La perspective de Bové est fondamentalement la même que celle mise en avant par ceux qui ont organisé ces derniers mois les manifestations protestataires de Washington, Davos et Genève. La ligne politique de ces manifestations était-elle aussi celle de « l'antimondialisation ». Les organisateurs de ces rassemblements voient les problèmes auxquels font face des millions de gens de par le monde non pas, comme le résultat spécifique de la mondialisation dans les conditions imposées par la propriété privée des moyens de production et le système de profit, mais comme la seule chose qui puisse sortir d'une intégration du commerce et de la production au niveau mondial.

Tout en attaquant les institutions et organismes internationaux telles l'Organisation mondiale du commerce, la Banque mondiale et les compagnies transnationales, ceux qui dirigent ces protestations mettent en avant une perspective défendant l'État-nation capitaliste.

La classe sociale sur laquelle Bové se base dans sa protestation antimondiale n'est pas la classe ouvrière, mais la petite paysannerie. Il contribua ainsi à créer une organisation internationale, « Via Campesina », qu'il décrit lui-même comme une « internationale paysanne ».
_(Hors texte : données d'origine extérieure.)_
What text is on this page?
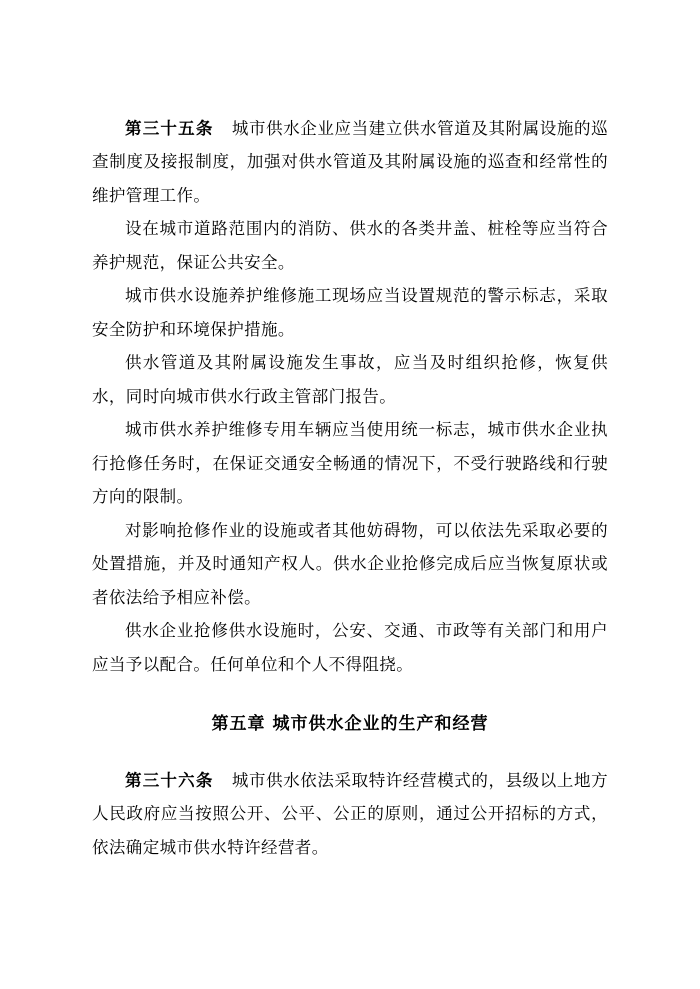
第三十五条 城市供水企业应当建立供水管道及其附属设施的巡查制度及接报制度，加强对供水管道及其附属设施的巡查和经常性的维护管理工作。

设在城市道路范围内的消防、供水的各类井盖、桩栓等应当符合养护规范，保证公共安全。

城市供水设施养护维修施工现场应当设置规范的警示标志，采取安全防护和环境保护措施。

供水管道及其附属设施发生事故，应当及时组织抢修，恢复供水，同时向城市供水行政主管部门报告。

城市供水养护维修专用车辆应当使用统一标志，城市供水企业执行抢修任务时，在保证交通安全畅通的情况下，不受行驶路线和行驶方向的限制。

对影响抢修作业的设施或者其他妨碍物，可以依法先采取必要的处置措施，并及时通知产权人。供水企业抢修完成后应当恢复原状或者依法给予相应补偿。

供水企业抢修供水设施时，公安、交通、市政等有关部门和用户应当予以配合。任何单位和个人不得阻挠。

第五章 城市供水企业的生产和经营

第三十六条 城市供水依法采取特许经营模式的，县级以上地方人民政府应当按照公开、公平、公正的原则，通过公开招标的方式，依法确定城市供水特许经营者。
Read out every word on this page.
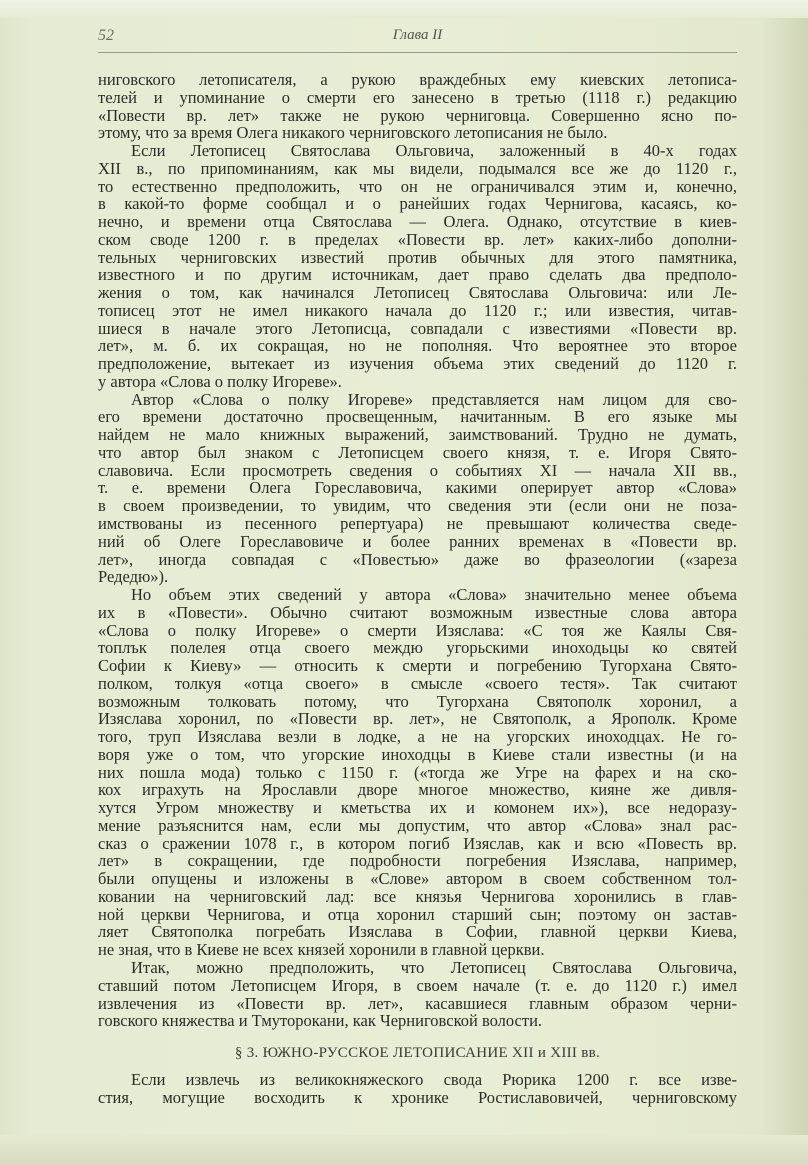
52	Глава II
ниговского летописателя, а рукою враждебных ему киевских летописа-
телей и упоминание о смерти его занесено в третью (1118 г.) редакцию
«Повести вр. лет» также не рукою черниговца. Совершенно ясно по-
этому, что за время Олега никакого черниговского летописания не было.
Если Летописец Святослава Ольговича, заложенный в 40-х годах
XII в., по припоминаниям, как мы видели, подымался все же до 1120 г.,
то естественно предположить, что он не ограничивался этим и, конечно,
в какой-то форме сообщал и о ранейших годах Чернигова, касаясь, ко-
нечно, и времени отца Святослава — Олега. Однако, отсутствие в киев-
ском своде 1200 г. в пределах «Повести вр. лет» каких-либо дополни-
тельных черниговских известий против обычных для этого памятника,
известного и по другим источникам, дает право сделать два предполо-
жения о том, как начинался Летописец Святослава Ольговича: или Ле-
тописец этот не имел никакого начала до 1120 г.; или известия, читав-
шиеся в начале этого Летописца, совпадали с известиями «Повести вр.
лет», м. б. их сокращая, но не пополняя. Что вероятнее это второе
предположение, вытекает из изучения объема этих сведений до 1120 г.
у автора «Слова о полку Игореве».
Автор «Слова о полку Игореве» представляется нам лицом для сво-
его времени достаточно просвещенным, начитанным. В его языке мы
найдем не мало книжных выражений, заимствований. Трудно не думать,
что автор был знаком с Летописцем своего князя, т. е. Игоря Свято-
славовича. Если просмотреть сведения о событиях XI — начала XII вв.,
т. е. времени Олега Гореславовича, какими оперирует автор «Слова»
в своем произведении, то увидим, что сведения эти (если они не поза-
имствованы из песенного репертуара) не превышают количества сведе-
ний об Олеге Гореславовиче и более ранних временах в «Повести вр.
лет», иногда совпадая с «Повестью» даже во фразеологии («зареза
Редедю»).
Но объем этих сведений у автора «Слова» значительно менее объема
их в «Повести». Обычно считают возможным известные слова автора
«Слова о полку Игореве» о смерти Изяслава: «С тоя же Каялы Свя-
топлък полелея отца своего междю угорьскими иноходьцы ко святей
Софии к Киеву» — относить к смерти и погребению Тугорхана Свято-
полком, толкуя «отца своего» в смысле «своего тестя». Так считают
возможным толковать потому, что Тугорхана Святополк хоронил, а
Изяслава хоронил, по «Повести вр. лет», не Святополк, а Ярополк. Кроме
того, труп Изяслава везли в лодке, а не на угорских иноходцах. Не го-
воря уже о том, что угорские иноходцы в Киеве стали известны (и на
них пошла мода) только с 1150 г. («тогда же Угре на фарех и на ско-
кох играхуть на Ярославли дворе многое множество, кияне же дивля-
хутся Угром множеству и кметьства их и комонем их»), все недоразу-
мение разъяснится нам, если мы допустим, что автор «Слова» знал рас-
сказ о сражении 1078 г., в котором погиб Изяслав, как и всю «Повесть вр.
лет» в сокращении, где подробности погребения Изяслава, например,
были опущены и изложены в «Слове» автором в своем собственном тол-
ковании на черниговский лад: все князья Чернигова хоронились в глав-
ной церкви Чернигова, и отца хоронил старший сын; поэтому он застав-
ляет Святополка погребать Изяслава в Софии, главной церкви Киева,
не зная, что в Киеве не всех князей хоронили в главной церкви.
Итак, можно предположить, что Летописец Святослава Ольговича,
ставший потом Летописцем Игоря, в своем начале (т. е. до 1120 г.) имел
извлечения из «Повести вр. лет», касавшиеся главным образом черни-
говского княжества и Тмуторокани, как Черниговской волости.
Если извлечь из великокняжеского свода Рюрика 1200 г. все изве-
стия, могущие восходить к хронике Ростиславовичей, черниговскому
§ 3. ЮЖНО-РУССКОЕ ЛЕТОПИСАНИЕ XII и XIII вв.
Comme pour beaucoup de ses coaccusés, les activités politiques de Bové remontent aux protestations radicales de la fin des années 1960 et du début des années 1970. Plusieurs des membres du groupe, jugés fin juin, firent leurs débuts politiques dans le mouvement du Larzac, qui, à l'origine, était une opposition des petits paysans du plateau du Larzac (non loin de Millau) à l'extension d'un camp militaire à leurs dépends. Ce conflit s'étendit durant plus d'une décennie, jusqu'au début des années 1980.

L'objectif de « Via Campesina » est d'arracher des concessions en faveur de la petite paysannerie dans le cadre du système économique existant. Bové explique, qu'en faisant pression sur les gouvernements et les institutions au niveau national et international on peut les forcer à consulter « les différentes organisations » et à tenir compte des « mouvements sociaux » existants, comme celui des petits agriculteurs.

Le discours antimondialisation de Bové ne sort pas d'une voie étroitement nationaliste. Il se plaint de ce que les différentes particularités nationales se trouvent nivelées sous la tyrannie d'un « nouvel impérialisme ». Et donc, la souveraineté et la « culture française » doivent être défendues contre l'« impérialisme culinaire » de McDonald's. Même lorsque Bové parle d'action internationale, il insiste sur le fait qu'elle doit avoir son origine sur le sol national.

C'est cette défense de l'État-nation français qui a valu à Bové une vaste auditoire au sein de l'establishment politique. C'est ce qui encouragea Charles Pasqua, le dirigeant du chauvin Rassemblement pour la France (RPF), de participer en juin dernier à un débat à l'université de Montpellier et qui avait Bové pour principal orateur.

Les divers groupes radicaux petits-bourgeois français ont, eux aussi, donné l'accolade à sa perspective nationaliste. La Ligue communiste révolutionnaire (LCR) qui est affiliée au Secrétariat unifié de feu Ernest Mandel, a fait de la campagne de Bové l'axe principal de son activité pendant des mois. Avant le procès, elle offrit dans les pages de son journal une tribune aux positions politiques de Bové et de ses partisans. La LCR collabora avec les Verts, le Parti communiste stalinien et les syndicats pour organiser la manifestation de Millau, puis elle en fit, dans un style exubérant, un jalon historique de la lutte contre la « mondialisation capitaliste ». Remarquons que les staliniens et les Verts font partie de la coalition gouvernementale qui est en train de démolir les aides sociales, de privatiser la santé, l'éducation et les retraites et de déréglementer de larges portions de l'économie.